Almost six years after Prime Minister Shinzo Abe famously declared the contaminated water problem at the Fukushima No. 1 nuclear plant "under control," today it remains anything but.
Tokyo Electric Power Co. (TEPCO) continues to face difficulties in dealing with water contaminated with radioactive substances at its crippled plant.
About 18,000 tons of highly contaminated water remains accumulated in reactor buildings and other places.
Abe made the "under control," declaration in September 2013 while Tokyo was bidding to win the 2020 Summer Games.
In reality, however, the situation is not under control even now.
In a meeting of the Nuclear Regulation Authority (NRA) in June, one of its members, Nobuhiko Ban, told TEPCO officials, "I want you to show whether you have a prospect (for the reduction of contaminated water) or you have given up."
The water level did not fall as planned in an area of a basement floor at the No. 3 reactor building for two months.
Asked why the level did not drop, TEPCO officials offered only vague explanations in the meeting. Ban made the remark out of irritation.
Highly contaminated water that has accumulated in reactor buildings and turbine buildings is a major concern at the Fukushima plant.
In addition to water that was used to cool melted nuclear fuel at the No. 1, No. 2 and No. 3 reactors, groundwater also has flowed into those buildings through cracks.
The concentration of radioactive substances in highly contaminated water is about 100 million times that of the contaminated water that has been processed and stored in tanks.
Immediately after the nuclear accident at the Fukushima plant in March 2011, highly contaminated water leaked into the sea through underground tunnels.
As a result, radioactive substances whose concentrations were higher than allowable standards were detected in fish and other seafood.
After the nuclear accident, about 100,000 tons of water initially accumulated in the basement portions of buildings that housed the No. 1, No. 2, No. 3 and No. 4 reactors and buildings that accommodated turbines.

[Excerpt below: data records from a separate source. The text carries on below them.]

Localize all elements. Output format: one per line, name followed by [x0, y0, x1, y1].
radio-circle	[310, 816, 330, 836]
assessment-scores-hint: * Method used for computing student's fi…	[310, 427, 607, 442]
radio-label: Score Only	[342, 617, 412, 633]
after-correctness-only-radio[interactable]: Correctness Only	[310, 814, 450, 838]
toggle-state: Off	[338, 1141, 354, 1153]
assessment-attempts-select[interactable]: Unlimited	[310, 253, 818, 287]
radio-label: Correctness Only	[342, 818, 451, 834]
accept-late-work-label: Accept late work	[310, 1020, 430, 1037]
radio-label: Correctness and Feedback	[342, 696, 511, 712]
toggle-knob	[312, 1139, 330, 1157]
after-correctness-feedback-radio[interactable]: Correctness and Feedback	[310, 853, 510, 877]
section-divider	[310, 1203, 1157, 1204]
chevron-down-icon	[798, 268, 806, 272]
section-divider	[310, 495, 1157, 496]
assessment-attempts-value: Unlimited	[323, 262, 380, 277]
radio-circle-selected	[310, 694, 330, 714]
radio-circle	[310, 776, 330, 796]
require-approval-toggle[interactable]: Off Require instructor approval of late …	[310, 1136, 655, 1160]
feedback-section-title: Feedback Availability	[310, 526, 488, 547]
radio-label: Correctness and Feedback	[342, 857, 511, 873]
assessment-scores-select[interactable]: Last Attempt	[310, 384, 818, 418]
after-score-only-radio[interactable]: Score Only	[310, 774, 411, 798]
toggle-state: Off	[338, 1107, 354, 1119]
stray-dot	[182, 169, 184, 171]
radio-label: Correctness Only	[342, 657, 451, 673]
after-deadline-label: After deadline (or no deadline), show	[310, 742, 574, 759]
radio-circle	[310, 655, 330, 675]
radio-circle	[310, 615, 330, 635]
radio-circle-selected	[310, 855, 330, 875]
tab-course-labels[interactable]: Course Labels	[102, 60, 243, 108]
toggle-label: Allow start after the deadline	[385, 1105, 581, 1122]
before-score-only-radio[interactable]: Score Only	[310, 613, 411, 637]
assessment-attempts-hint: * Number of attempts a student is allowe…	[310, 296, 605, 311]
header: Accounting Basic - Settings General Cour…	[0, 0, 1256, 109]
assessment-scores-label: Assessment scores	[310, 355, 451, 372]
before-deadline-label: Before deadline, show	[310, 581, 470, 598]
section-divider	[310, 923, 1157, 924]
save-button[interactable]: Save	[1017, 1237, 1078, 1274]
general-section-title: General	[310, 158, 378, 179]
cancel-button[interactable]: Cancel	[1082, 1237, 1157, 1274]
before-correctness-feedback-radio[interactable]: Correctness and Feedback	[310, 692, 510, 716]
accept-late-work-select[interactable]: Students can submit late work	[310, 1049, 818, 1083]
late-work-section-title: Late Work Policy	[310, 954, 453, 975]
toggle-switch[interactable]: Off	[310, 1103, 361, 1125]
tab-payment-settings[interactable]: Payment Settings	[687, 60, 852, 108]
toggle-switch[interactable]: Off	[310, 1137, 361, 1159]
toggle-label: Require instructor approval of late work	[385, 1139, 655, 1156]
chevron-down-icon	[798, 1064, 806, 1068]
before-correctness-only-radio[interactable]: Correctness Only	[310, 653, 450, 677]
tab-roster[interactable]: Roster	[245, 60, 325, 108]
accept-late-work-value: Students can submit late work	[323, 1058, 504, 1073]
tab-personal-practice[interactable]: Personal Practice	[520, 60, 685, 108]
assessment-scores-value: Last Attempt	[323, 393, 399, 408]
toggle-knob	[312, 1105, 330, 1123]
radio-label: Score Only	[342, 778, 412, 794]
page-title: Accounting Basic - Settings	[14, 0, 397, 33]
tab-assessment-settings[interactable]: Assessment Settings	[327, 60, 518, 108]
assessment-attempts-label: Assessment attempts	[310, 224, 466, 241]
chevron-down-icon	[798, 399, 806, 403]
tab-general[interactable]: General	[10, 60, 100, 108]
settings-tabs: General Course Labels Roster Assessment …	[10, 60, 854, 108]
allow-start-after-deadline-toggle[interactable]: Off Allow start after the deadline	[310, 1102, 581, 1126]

TEPCO has removed groundwater through wells.
It also created "frozen walls" in the ground by freezing soil around the buildings.
Using those methods, the company has decreased the flow of groundwater into the buildings and, as a result, the level of highly contaminated water has dropped there.

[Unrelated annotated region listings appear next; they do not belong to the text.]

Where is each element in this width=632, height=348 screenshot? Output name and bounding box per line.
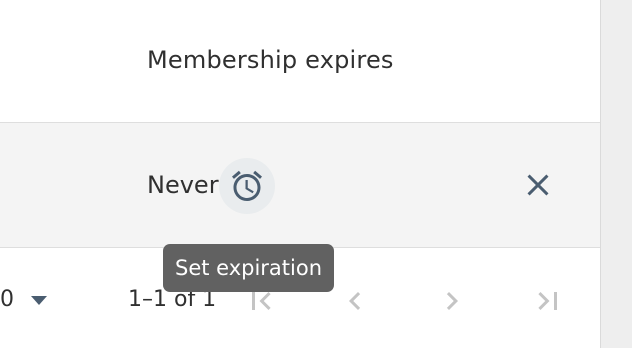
remove-member-button[interactable] [512, 159, 564, 211]
chevron-down-icon[interactable] [31, 296, 47, 305]
chevron-left-icon [349, 292, 361, 310]
last-page-button[interactable] [530, 279, 566, 323]
next-page-button[interactable] [434, 279, 470, 323]
set-expiration-button[interactable] [219, 158, 275, 214]
table-row: Never [0, 123, 600, 248]
scrollbar-track[interactable] [600, 0, 632, 348]
set-expiration-tooltip: Set expiration [163, 244, 334, 292]
column-header-membership-expires: Membership expires [147, 46, 394, 74]
previous-page-button[interactable] [337, 279, 373, 323]
table-header: Membership expires [0, 0, 600, 123]
rows-per-page-value[interactable]: 0 [0, 287, 14, 312]
chevron-right-icon [446, 292, 458, 310]
last-page-icon [538, 292, 557, 310]
members-table: Membership expires Never 0 1–1 of 1 [0, 0, 600, 348]
membership-expires-value: Never [147, 171, 219, 199]
close-icon [527, 174, 549, 196]
alarm-clock-icon [232, 170, 262, 201]
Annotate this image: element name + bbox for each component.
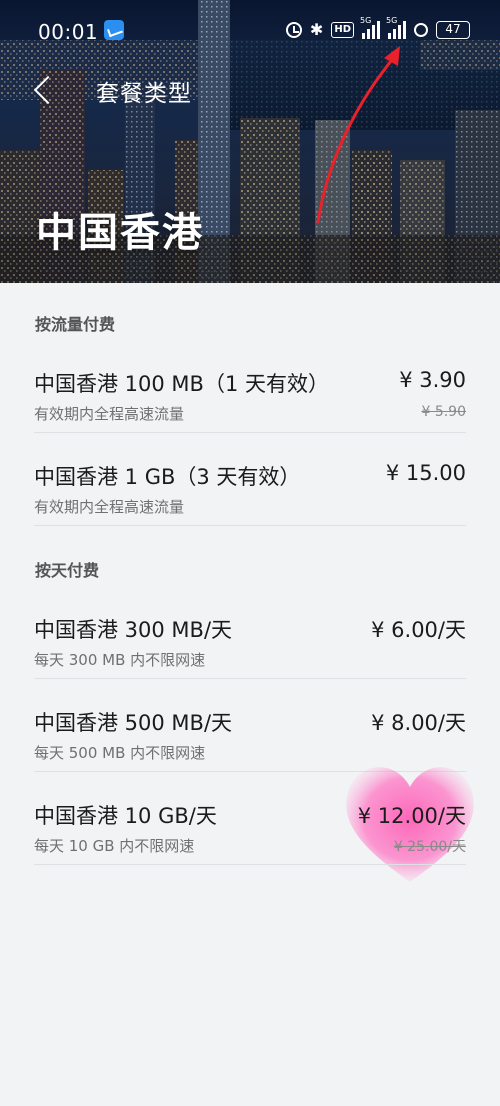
section-header-by-traffic: 按流量付费 — [35, 315, 116, 334]
hd-icon: HD — [331, 22, 354, 38]
plan-name: 中国香港 500 MB/天 — [34, 711, 233, 735]
signal-5g-icon: 5G — [360, 16, 380, 39]
status-bar: 00:01 ✱ HD 5G 5G 47 — [0, 0, 500, 60]
plan-description: 每天 10 GB 内不限网速 — [34, 837, 195, 855]
plan-name: 中国香港 300 MB/天 — [34, 618, 233, 642]
plan-row[interactable]: 中国香港 500 MB/天 每天 500 MB 内不限网速 ¥ 8.00/天 — [34, 679, 466, 772]
bluetooth-icon: ✱ — [309, 20, 324, 39]
battery-icon: 47 — [436, 21, 470, 39]
plan-price: ¥ 6.00/天 — [371, 618, 466, 642]
status-time: 00:01 — [38, 20, 99, 44]
notification-app-icon — [104, 20, 124, 40]
plan-description: 有效期内全程高速流量 — [34, 405, 185, 423]
data-saver-icon — [414, 23, 428, 37]
plan-original-price: ¥ 25.00/天 — [393, 839, 466, 855]
plan-row[interactable]: 中国香港 300 MB/天 每天 300 MB 内不限网速 ¥ 6.00/天 — [34, 586, 466, 679]
page-title: 套餐类型 — [96, 81, 192, 107]
plan-price: ¥ 12.00/天 — [357, 804, 466, 828]
section-header-by-day: 按天付费 — [35, 561, 100, 580]
signal-5g-icon: 5G — [386, 16, 406, 39]
plan-price: ¥ 3.90 — [399, 368, 466, 392]
plan-name: 中国香港 100 MB（1 天有效） — [34, 372, 329, 396]
plan-description: 每天 300 MB 内不限网速 — [34, 651, 206, 669]
region-title: 中国香港 — [36, 210, 204, 256]
plan-row[interactable]: 中国香港 1 GB（3 天有效） 有效期内全程高速流量 ¥ 15.00 — [34, 433, 466, 526]
plan-price: ¥ 15.00 — [385, 461, 466, 485]
header-banner: 00:01 ✱ HD 5G 5G 47 套餐类型 中国香港 — [0, 0, 500, 283]
plan-description: 每天 500 MB 内不限网速 — [34, 744, 206, 762]
plan-row[interactable]: 中国香港 100 MB（1 天有效） 有效期内全程高速流量 ¥ 3.90 ¥ 5… — [34, 340, 466, 433]
plan-original-price: ¥ 5.90 — [421, 404, 466, 420]
plan-name: 中国香港 10 GB/天 — [34, 804, 217, 828]
plan-price: ¥ 8.00/天 — [371, 711, 466, 735]
plan-name: 中国香港 1 GB（3 天有效） — [34, 465, 301, 489]
alarm-icon — [285, 22, 302, 38]
plan-row[interactable]: 中国香港 10 GB/天 每天 10 GB 内不限网速 ¥ 12.00/天 ¥ … — [34, 772, 466, 865]
plan-description: 有效期内全程高速流量 — [34, 498, 185, 516]
status-icons: ✱ HD 5G 5G 47 — [285, 16, 470, 41]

Eight years since the nuclear accident occurred, the volume of highly contaminated water in the buildings has fallen to 18,000 tons.
TEPCO aims to reduce the volume further to 6,000 tons by the end of fiscal 2020.

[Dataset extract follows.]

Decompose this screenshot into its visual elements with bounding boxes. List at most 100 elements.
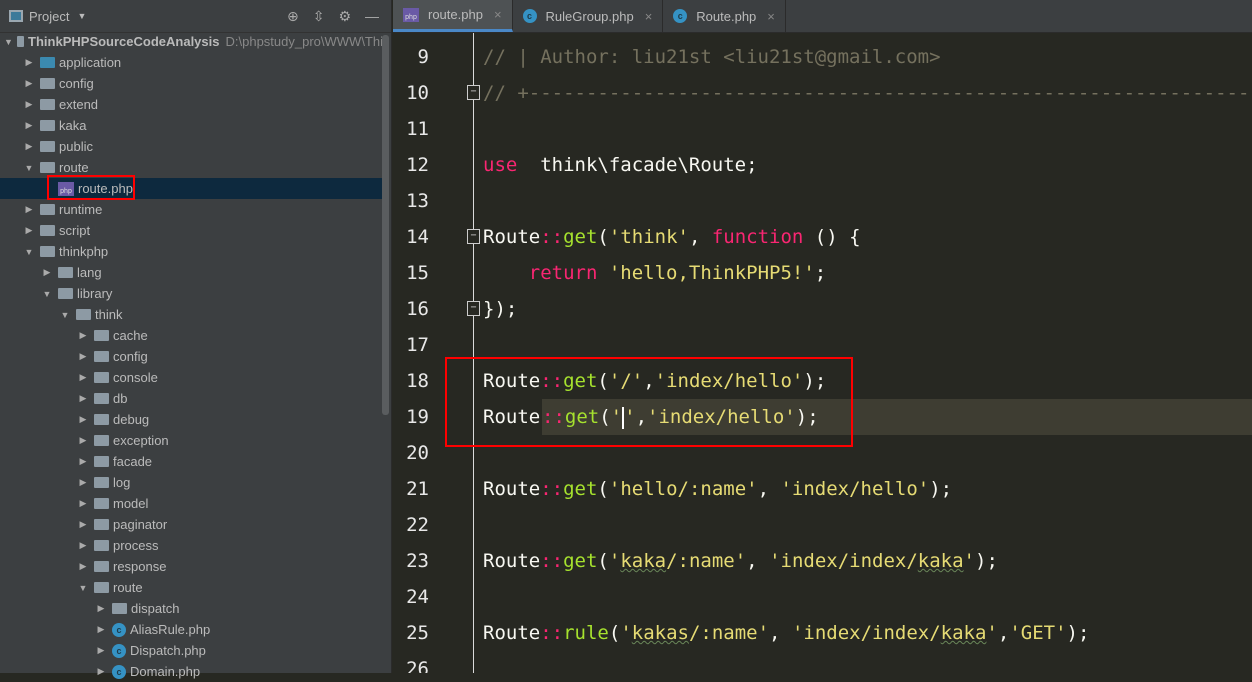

However, work to decrease the water has not progressed as expected.
As for the area in the basement of the No. 3 reactor building, it is known that water used to cool melted nuclear fuel is flowing into the area.
But why the water level does not drop only in that area is not known.
If the water level in the building remains high, highly contaminated water there could leak into the ground through cracks when the groundwater level outside the building drops.
If the leaks occur, the entire effort to decrease the amount of highly contaminated water will be stalled.
The NRA is also requiring TEPCO to take anti-tsunami measures because if a huge tsunami engulfs the buildings again, it could send highly contaminated water pouring into the sea However, anti-tsunami measures are also delayed.
The work to close openings that could become locations for leakage of highly contaminated water during a tsunami is expected to continue until the end of fiscal 2021.
Such openings exist at 50 locations at present.
Additional construction of sea walls as a safeguard against another huge tsunami like the one triggered by the Great East Japan Earthquake will take time until the first half of fiscal 2020.